The Senate voted 49-43 last night to uphold a ruling that Warren violated Senate rules prohibiting impugning another senator when she delivered a lengthy speech against the nomination of Sen. Jeff Sessions for the position of Attorney General. The controversy stemmed from her remarks in reference to a 1986 letter written by Coretta Scott King (Martin Luther King Jr’s late wife), when the chamber was debating whether to confirm Sessions to a lifetime appointment on the federal bench.
After those remarks, the Senate voted to shut Warren up. She defended her decision, stating “This is about Coretta Scott King’s letter and that’s all this is about. She wrote a powerful letter about an important moment in history that directly involved Jeff Sessions and is directly relevant to the question of whether Jeff Sessions ought to be the attorney general of the United States — and Mitch McConnell didn’t want me to read that letter.”
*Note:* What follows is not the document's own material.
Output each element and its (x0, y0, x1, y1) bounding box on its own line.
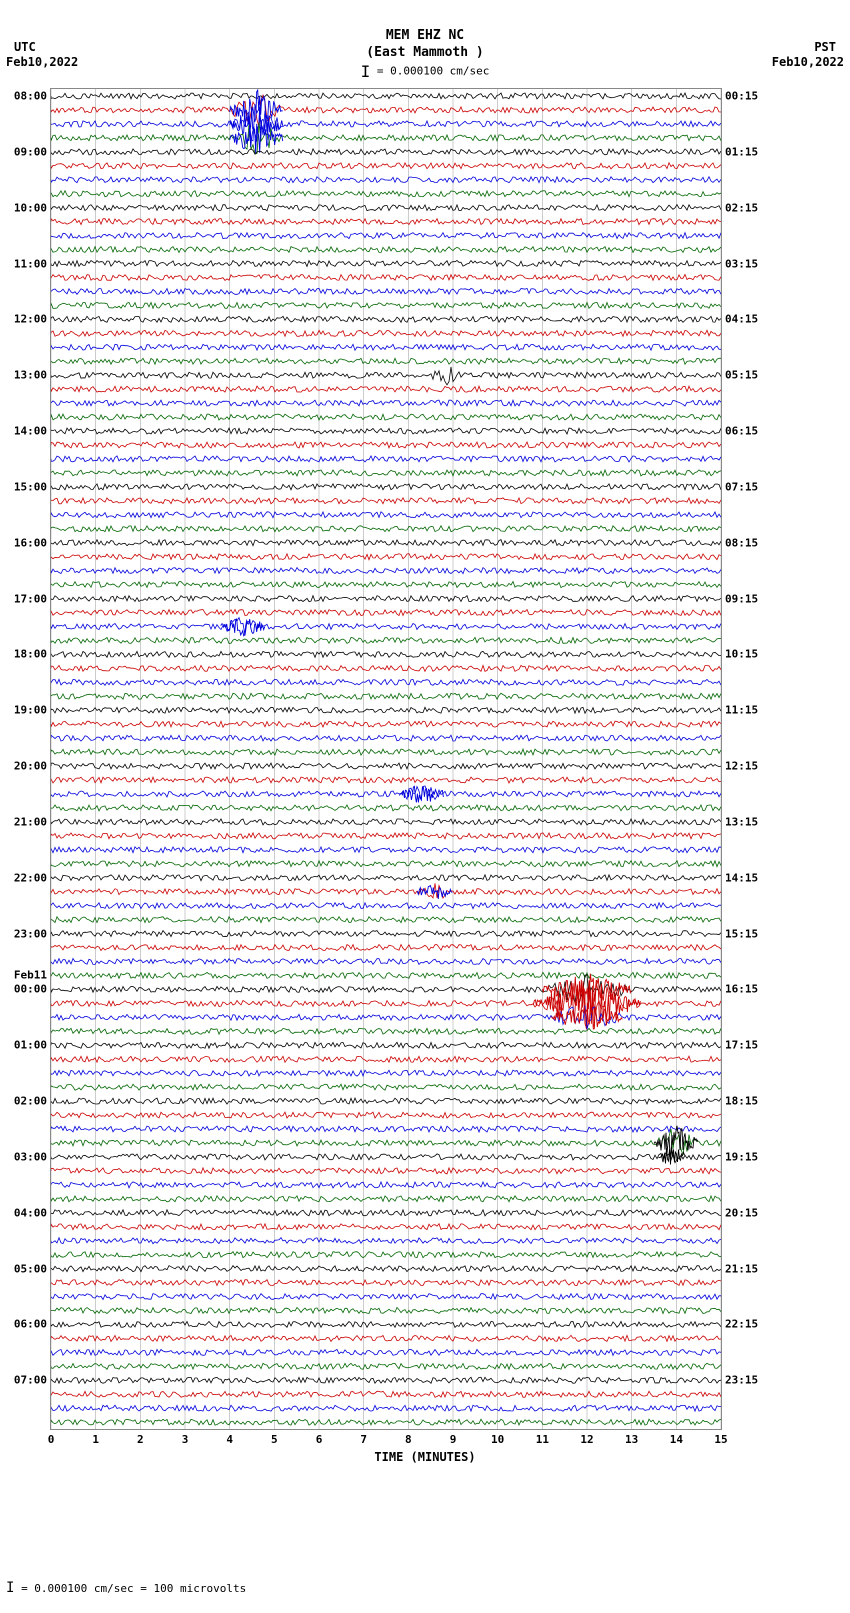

Dr. Alveda King, niece of Dr. Martin Luther King Jr., however, said Senator Warren is using the King named to play the race card and stir up emotions.
“In that letter [Coretta Scott King] would be referring to some of [Sen. Jeff Sessions] comments,” King told the FOX Business Network’s Neil Cavuto. “However, she would agree today that he of course ended some [school segregation and] he worked to prosecute members of the KKK.”
King added: “It’s almost like a bait and switch, stir up the emotions, in the name of King — and my name is Alveda King — [and] play the race card, which she was attempting to do.”
Nevertheless King said the issue hasn’t divided the family.
“We are taking a look at many things that Mrs. Coretta Scott King said, Martin Luther King Jr., my daddy A.D. King,” she said. “But our family—we are peacemakers, we bring people together…we do not divide people.”
It’s now, of course, impossible to ask Mrs. King herself what her opinion of Sessions is today, but people’s opinions change all the time. For example, Warren hounded Betsy DeVos for her support of school choice — a policy she defended in 2003 in her book The Two Income Trap.